Луиза пережила своего мужа. Он умер, жестоко простудившись, когда они катались на яхте и все пледы понадобились Луизе, чтобы не замерзнуть. Он оставил ей солидное состояние и дочь. Луиза была безутешна. Удивительно, как она вообще выдержала этот удар. Друзья ждали, что она тут же последует за бедным Томом в могилу. Они уже от души жалели ее дочь, которая останется круглой сиротой. Они удвоили свое внимание к Луизе. Не давали ей пальцем пошевелить; старались делать все на свете, только бы избавить ее от забот. Как же иначе, ведь, если предстояло что-нибудь утомительное или неинтересное, сердце изменяло ей и она оказывалась на пороге смерти. Она говорила, что просто погибает без человека, который заботился бы о ней, и не знает, как с ее слабым здоровьем вырастить свою дорогую Айрис. Друзья спрашивали, почему бы ей не выйти опять замуж. О, с ее сердцем об этом не может быть и речи, хотя, конечно, дорогой Том хотел бы этого, и, пожалуй, так было бы лучше для Айрис; но кто ж захочет возиться с таким жалким инвалидом? Как ни странно, охотников взять на себя эту обузу нашлось более чем достаточно, и спустя год после смерти Тома Луиза позволила Джорджу Хобхаусу повести ее к алтарю. Это был превосходный, подающий надежды молодой человек, к тому же далеко не бедняк. Он был бесконечно признателен за то, что именно ему предоставили право заботиться об этом хрупком создании.

- Не бойся, я долго не протяну, - говорила она. Он был человек военный, притом весьма честолюбив, но вышел в отставку. Здоровье Луизы требовало, чтобы зиму она проводила в Монте-Карло, а лето в Довилле. Он не сразу решился отказаться от своей карьеры, а Луиза сперва и слышать об этом не хотела; но наконец она уступила, как уступала всегда, и он целиком посвятил себя тому, чтобы остаток жизни жена его была по возможности счастлива.

- Теперь уже недолго, - говорила она. - Я постараюсь не быть тебе в тягость.

Следующие два или три года Луиза, несмотря на слабое сердце, ухитрялась появляться в нарядных туалетах на всех самых шумных вечерах, крупно играла и даже флиртовала с высокими и стройными молодыми людьми. Но Джордж Хобхаус был не так вынослив, как первый муж Луизы, и, чтобы справиться с повседневными обязанностями ее второго мужа, ему то и дело приходилось поддерживать себя крепкими напитками. Возможно, это вошло бы у него в привычку, что вряд ли понравилось бы Луизе, но, к счастью (для нее), началась война. Он вернулся в полк и спустя три месяца был убит.
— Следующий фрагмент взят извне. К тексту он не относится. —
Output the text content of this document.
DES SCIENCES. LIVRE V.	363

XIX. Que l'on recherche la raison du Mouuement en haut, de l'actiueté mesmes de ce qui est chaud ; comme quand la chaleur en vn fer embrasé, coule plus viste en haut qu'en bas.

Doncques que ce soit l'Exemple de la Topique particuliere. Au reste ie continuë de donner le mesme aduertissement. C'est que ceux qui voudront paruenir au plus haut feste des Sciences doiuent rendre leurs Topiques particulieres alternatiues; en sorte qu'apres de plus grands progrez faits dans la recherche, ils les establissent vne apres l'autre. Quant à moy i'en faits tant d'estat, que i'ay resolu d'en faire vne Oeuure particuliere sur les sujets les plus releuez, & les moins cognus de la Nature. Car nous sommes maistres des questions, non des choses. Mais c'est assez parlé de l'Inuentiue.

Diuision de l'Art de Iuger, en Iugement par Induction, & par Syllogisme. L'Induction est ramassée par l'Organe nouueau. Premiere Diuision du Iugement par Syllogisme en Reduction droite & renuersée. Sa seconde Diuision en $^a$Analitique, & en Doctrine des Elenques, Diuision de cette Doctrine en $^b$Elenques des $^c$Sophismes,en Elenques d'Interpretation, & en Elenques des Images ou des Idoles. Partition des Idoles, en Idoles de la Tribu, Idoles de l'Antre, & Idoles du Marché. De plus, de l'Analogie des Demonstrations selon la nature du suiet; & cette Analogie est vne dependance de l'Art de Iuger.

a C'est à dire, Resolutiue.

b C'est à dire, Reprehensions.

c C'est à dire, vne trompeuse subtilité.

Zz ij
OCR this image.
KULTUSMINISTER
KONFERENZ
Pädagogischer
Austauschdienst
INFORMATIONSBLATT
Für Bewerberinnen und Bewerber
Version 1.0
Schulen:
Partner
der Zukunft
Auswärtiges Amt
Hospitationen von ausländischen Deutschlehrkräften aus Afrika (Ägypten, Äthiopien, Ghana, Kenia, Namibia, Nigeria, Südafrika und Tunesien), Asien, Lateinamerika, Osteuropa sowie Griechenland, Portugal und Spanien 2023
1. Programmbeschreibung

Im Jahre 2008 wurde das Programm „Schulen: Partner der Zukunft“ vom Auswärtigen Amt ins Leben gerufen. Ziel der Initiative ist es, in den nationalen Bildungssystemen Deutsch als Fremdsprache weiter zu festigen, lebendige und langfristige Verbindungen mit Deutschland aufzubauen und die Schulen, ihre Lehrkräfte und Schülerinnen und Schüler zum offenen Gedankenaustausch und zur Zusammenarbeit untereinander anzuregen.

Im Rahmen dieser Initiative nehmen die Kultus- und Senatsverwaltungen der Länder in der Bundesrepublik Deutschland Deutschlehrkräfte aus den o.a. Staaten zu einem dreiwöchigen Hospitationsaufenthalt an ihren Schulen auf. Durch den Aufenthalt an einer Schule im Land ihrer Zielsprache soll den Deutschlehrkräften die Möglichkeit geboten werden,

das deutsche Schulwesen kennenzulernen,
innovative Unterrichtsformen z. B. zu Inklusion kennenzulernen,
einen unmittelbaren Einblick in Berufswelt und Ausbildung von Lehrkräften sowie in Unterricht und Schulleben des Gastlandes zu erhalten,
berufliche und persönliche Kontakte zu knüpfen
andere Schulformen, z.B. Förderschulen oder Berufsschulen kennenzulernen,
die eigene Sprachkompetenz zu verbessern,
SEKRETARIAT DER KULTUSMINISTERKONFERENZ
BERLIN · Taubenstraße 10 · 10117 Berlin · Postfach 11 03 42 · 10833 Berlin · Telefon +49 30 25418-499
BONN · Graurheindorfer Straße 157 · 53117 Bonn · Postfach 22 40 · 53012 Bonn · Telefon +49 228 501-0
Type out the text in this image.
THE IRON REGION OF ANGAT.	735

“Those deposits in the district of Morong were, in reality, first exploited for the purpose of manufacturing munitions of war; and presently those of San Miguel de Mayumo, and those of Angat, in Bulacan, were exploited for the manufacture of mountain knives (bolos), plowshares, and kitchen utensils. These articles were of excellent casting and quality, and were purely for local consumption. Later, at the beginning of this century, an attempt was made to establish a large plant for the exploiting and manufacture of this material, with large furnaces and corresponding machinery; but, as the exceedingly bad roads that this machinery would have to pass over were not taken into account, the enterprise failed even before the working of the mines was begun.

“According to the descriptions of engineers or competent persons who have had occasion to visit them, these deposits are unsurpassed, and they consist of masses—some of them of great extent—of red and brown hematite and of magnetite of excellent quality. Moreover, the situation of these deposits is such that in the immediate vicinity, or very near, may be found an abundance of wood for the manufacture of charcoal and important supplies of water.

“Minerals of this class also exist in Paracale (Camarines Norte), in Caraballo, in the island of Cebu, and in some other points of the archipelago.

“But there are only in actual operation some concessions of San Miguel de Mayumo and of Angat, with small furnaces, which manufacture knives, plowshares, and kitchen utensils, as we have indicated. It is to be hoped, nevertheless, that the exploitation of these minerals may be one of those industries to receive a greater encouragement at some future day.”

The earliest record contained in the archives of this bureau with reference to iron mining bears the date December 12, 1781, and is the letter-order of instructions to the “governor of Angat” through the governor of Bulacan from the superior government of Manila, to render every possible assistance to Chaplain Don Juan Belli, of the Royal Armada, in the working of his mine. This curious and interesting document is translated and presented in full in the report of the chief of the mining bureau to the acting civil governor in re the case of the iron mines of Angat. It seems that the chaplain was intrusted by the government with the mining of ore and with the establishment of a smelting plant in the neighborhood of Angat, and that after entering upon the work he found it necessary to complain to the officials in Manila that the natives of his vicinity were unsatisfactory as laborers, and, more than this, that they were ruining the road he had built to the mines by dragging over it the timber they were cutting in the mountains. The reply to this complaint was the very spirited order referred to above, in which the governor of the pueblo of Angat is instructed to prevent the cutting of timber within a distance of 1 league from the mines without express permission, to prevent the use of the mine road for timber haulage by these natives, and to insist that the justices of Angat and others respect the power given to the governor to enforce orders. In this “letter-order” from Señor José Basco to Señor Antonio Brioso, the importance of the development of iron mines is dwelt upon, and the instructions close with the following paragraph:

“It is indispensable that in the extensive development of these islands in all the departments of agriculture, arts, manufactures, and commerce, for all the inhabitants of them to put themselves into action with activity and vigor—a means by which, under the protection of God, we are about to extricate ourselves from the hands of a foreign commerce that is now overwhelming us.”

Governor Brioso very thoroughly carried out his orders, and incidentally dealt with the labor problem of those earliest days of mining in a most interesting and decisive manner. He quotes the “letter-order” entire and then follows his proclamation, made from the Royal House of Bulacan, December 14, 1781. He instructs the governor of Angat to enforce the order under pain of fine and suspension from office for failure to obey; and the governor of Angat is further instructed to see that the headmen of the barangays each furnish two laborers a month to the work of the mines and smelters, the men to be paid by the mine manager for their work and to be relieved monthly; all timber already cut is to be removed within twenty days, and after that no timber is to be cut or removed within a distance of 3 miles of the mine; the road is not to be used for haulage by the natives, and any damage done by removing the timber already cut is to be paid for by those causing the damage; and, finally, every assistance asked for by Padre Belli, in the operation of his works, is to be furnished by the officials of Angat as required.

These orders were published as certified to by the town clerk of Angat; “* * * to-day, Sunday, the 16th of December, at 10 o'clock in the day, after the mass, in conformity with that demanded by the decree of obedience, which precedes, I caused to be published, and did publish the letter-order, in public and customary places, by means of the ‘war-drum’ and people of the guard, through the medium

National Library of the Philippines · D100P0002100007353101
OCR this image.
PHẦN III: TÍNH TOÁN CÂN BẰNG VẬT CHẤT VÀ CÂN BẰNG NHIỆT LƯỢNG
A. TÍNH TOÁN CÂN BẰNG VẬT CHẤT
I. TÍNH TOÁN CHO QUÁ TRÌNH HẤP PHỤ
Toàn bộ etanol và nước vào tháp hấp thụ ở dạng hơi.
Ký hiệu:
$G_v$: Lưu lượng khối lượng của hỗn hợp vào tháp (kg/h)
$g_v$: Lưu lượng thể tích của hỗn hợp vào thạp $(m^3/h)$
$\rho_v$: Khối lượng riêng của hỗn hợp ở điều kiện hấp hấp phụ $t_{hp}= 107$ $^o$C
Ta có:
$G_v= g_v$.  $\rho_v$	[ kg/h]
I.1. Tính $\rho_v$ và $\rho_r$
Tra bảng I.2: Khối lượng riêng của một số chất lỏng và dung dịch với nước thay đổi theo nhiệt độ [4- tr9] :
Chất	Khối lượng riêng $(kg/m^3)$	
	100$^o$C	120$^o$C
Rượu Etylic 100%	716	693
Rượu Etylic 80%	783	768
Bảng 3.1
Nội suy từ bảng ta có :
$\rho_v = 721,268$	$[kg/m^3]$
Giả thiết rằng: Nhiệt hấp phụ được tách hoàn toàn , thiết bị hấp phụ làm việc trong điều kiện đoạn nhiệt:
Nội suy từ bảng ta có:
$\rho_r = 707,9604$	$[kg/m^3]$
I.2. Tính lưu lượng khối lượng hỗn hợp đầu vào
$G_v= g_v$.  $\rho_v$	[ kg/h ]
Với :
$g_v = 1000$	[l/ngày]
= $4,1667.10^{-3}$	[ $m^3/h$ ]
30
Это был тяжелый удар для Луизы. Однако она понимала, что в такое время нельзя предаваться личному горю; если у нее и был сердечный припадок, то никто об этом не узнал. Чтобы как-то рассеяться, она превратила свою виллу в Монте-Карло в санаторий для выздоравливающих офицеров. Друзья говорили ей, что она не выдержит такого напряжения.

- Конечно, это убьет меня, - соглашалась она. - Я знаю. Но что за беда? Я выполню свой долг.

Это не убило ее. Она наслаждалась жизнью как никогда. Во всей Франции не было более популярного санатория. Случайно я встретил Луизу в Париже. Она завтракала в "Рице" с высоким и очень красивым молодым французом. Она объяснила, что приехала сюда по делам санатория. Офицеры необыкновенно милы с ней. Зная, как она слаба, они не позволяют ей шагу ступить. Они заботятся о ней, как… ну да, как любящие мужья. Она вздохнула.

- Бедняжка Джордж, кто бы мог подумать, что я, с моим сердцем, переживу его?

- И бедняжка Том! - сказал я.

Не знаю почему, но мои слова ей не понравились. Она, по обыкновению, страдальчески улыбнулась, и ее прекрасные глаза наполнились слезами.

- Вы всегда говорите так, будто упрекаете меня за те немногие годы, что мне осталось прожить.

- Кстати, ваше сердце, кажется, окрепло?

- Оно никогда не окрепнет. Сегодня я показывалась специалисту, и он сказал, что я должна приготовиться к худшему.

- Ну, это пустяки, вы ведь уже двадцать лет готовитесь к худшему.

После войны Луиза поселилась в Лондоне. Это была по-прежнему худая, хрупкая женщина, большеглазая и бледная, но, хотя ей было за сорок, никто не давал ей больше двадцати пяти. Айрис, которая уже вышла из пансиона и стала совсем взрослой девушкой, переехала жить к ней.

- Она будет заботиться обо мне, - говорила Луиза. - Конечно, нелегко ей придется с таким инвалидом, но вряд ли она посетует - ведь дни мои сочтены.

Айрис была славная девушка. Всю жизнь ей внушали, что ее мать серьезно больна. Даже в детстве не позволяли шуметь. Она всегда понимала, что для матери всякое волнение очень вредно. И хотя сейчас Луиза уверяла ее, что ни в коем случае не позволит ей жертвовать собой ради нудной старой женщины, девушка и слышать ничего не хотела. Разве это жертва, это же счастье хоть чем-нибудь помочь бедной мамочке. Со вздохом Луиза принимала ее помощь, и немалую.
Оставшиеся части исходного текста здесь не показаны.